During May 2013, the Court of Appeals in Paris will hand down its decision in a case that pits state-owned France 2 and its senior news producers against an energetic and determined media critic, a private citizen, whom they seek to convict of criminal defamation. It’s an extraordinary legal action that has beenwinding through the French legal system for eight years.
The issues at the heart of the matter go well beyond those being litigated in the court and significantly affect the world outside France. We believe this case showcases an attack on bedrock values including the freedom to criticize the news media which have, for reasons well worth considering in detail, allowed themselves to become a major weapon in an asymmetric war waged against the very society and values that make a free press possible.
People who view the video clip packaged and distributed by France 2 in September 2000 are often convinced they are witnessing the horrible and senseless killing of a child. That is what the voice-over tells them; that is what most people believe today. Since its first appearance as a news report, the imagery of the boy cowering beside his father has been turned into countless posters, murals, online music videos, poems, songs, postage stamps, even fashion dresses. It has become an icon of hatred that inspires rage, a desire for vengeance, and passionate loathing of the State of Israel, held responsible for the child’s death.
Nor was Israel the only target. Palestinians who wanted peace and had participated in dialogue with Israelis found that no one and nothing could stand in the way of a takeover of a culture of death and the launching of the destructive and self-destructive “Al Aqsa Intifada”, and Europeans, who repeatedly ran this footage, unwittingly empowered radical elements within their own Muslim populations.
In terms of cognitive warfare – the theater of war of predilection for the weak side in an asymmetric war – al Durah was a nuclear bomb exploded against Israel. And the Western mainstream media served as its delivery system.
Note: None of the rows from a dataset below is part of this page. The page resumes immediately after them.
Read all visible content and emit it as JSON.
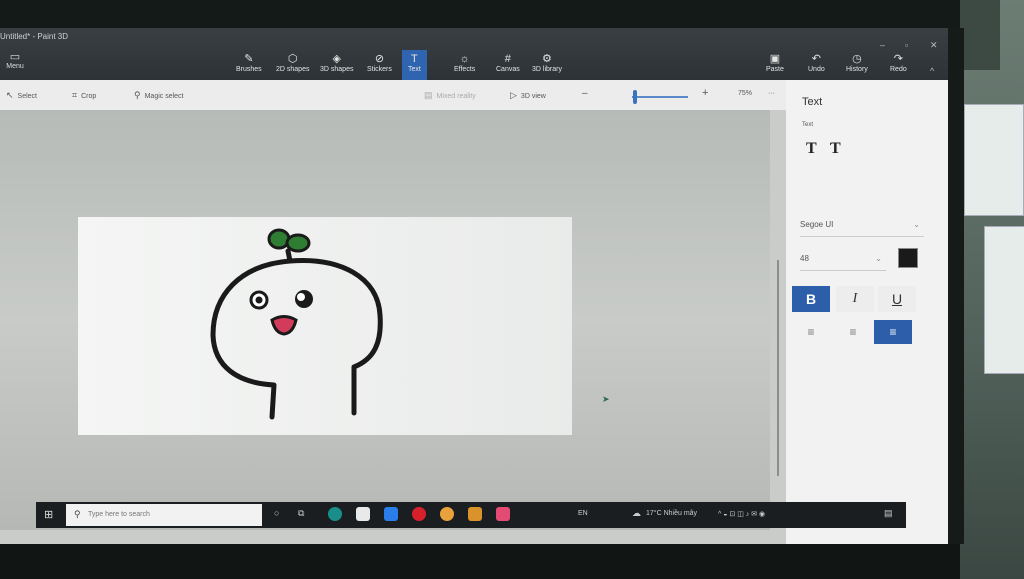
{
  "window": {
    "title": "Untitled* - Paint 3D"
  },
  "menu": {
    "label": "Menu"
  },
  "ribbon": {
    "tools": [
      {
        "label": "Brushes",
        "icon": "brush-icon"
      },
      {
        "label": "2D shapes",
        "icon": "2d-shapes-icon"
      },
      {
        "label": "3D shapes",
        "icon": "3d-shapes-icon"
      },
      {
        "label": "Stickers",
        "icon": "stickers-icon"
      },
      {
        "label": "Text",
        "icon": "text-icon",
        "active": true
      },
      {
        "label": "Effects",
        "icon": "effects-icon"
      },
      {
        "label": "Canvas",
        "icon": "canvas-icon"
      },
      {
        "label": "3D library",
        "icon": "3d-library-icon"
      }
    ],
    "right": [
      {
        "label": "Paste",
        "icon": "paste-icon"
      },
      {
        "label": "Undo",
        "icon": "undo-icon"
      },
      {
        "label": "History",
        "icon": "history-icon"
      },
      {
        "label": "Redo",
        "icon": "redo-icon"
      }
    ]
  },
  "toolbar": {
    "select": "Select",
    "crop": "Crop",
    "magic_select": "Magic select",
    "mixed_reality": "Mixed reality",
    "view_3d": "3D view",
    "zoom": "75%",
    "zoom_value": 75,
    "more": "···"
  },
  "panel": {
    "title": "Text",
    "subtitle": "Text",
    "font": "Segoe UI",
    "size": "48",
    "color": "#1a1a1a",
    "bold": "B",
    "italic": "I",
    "underline": "U"
  },
  "taskbar": {
    "search_placeholder": "Type here to search",
    "lang": "EN",
    "weather": "17°C  Nhiều mây"
  },
  "colors": {
    "accent": "#2c5ea9",
    "doodle_stroke": "#1a1a1a",
    "leaf": "#2e7d32",
    "mouth": "#d23c5a"
  }
}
The television footage of an allegedly murdered child continues to be invoked over and again as justification for violent deeds. The French jihadist Mohamed Merah ascribed his killing spree in Toulouse in March 2012 to a will to avenge the Palestinian children killed by Israel. He demonstrated that a society exposed to narratives of children deliberately killed by a hated ‘other’ will produce men like Merah who kill Jewish school-children to avenge these journalistic accounts. Beyond this, it nourishes deep resentments that engender support and admiration for the “avenger”, lionizing him as a martyr for the act of child-killing and for the blows he strikes against authority.
And yet, nothing is as it seems. There are so many problems with this story, so many ways that the footage itself contradicts the narrative, that it is not even clear whether the boy died, much less that Israeli fire killed him. Indeed for those who look at the evidence closely and dispassionately, it seems clear that, at least in the footage we see, by the end the boy is still alive and rather well.
And yet the mainstream news media, in addition to its initial credulity about the claims made by both the Palestinian cameraman who filmed it and the France2 Middle East correspondent who reported it, has stubbornly resisted any serious reconsideration. Indeed, in a frightening inversion of the role journalists should be taking, France’s union of media professionals, the Syndicat national des journalistes, stands behind Enderlin, the video clip’s producer. It has actively supported France 2’s sustained attack on the media critic and his pesky questions for eight years.
On this website, we are assembling a collection of materials and references that deal with the shooting, its aftermath and the ongoing impact of the Al Durah myth. It is an evolving resource that we hope will serve those ready to undertake fresh analysis. We trust and believe you will find it helpful to the process of understanding the dilemmas and vulnerabilities that face democratic cultures in this age of aggressive asymmetric warfare.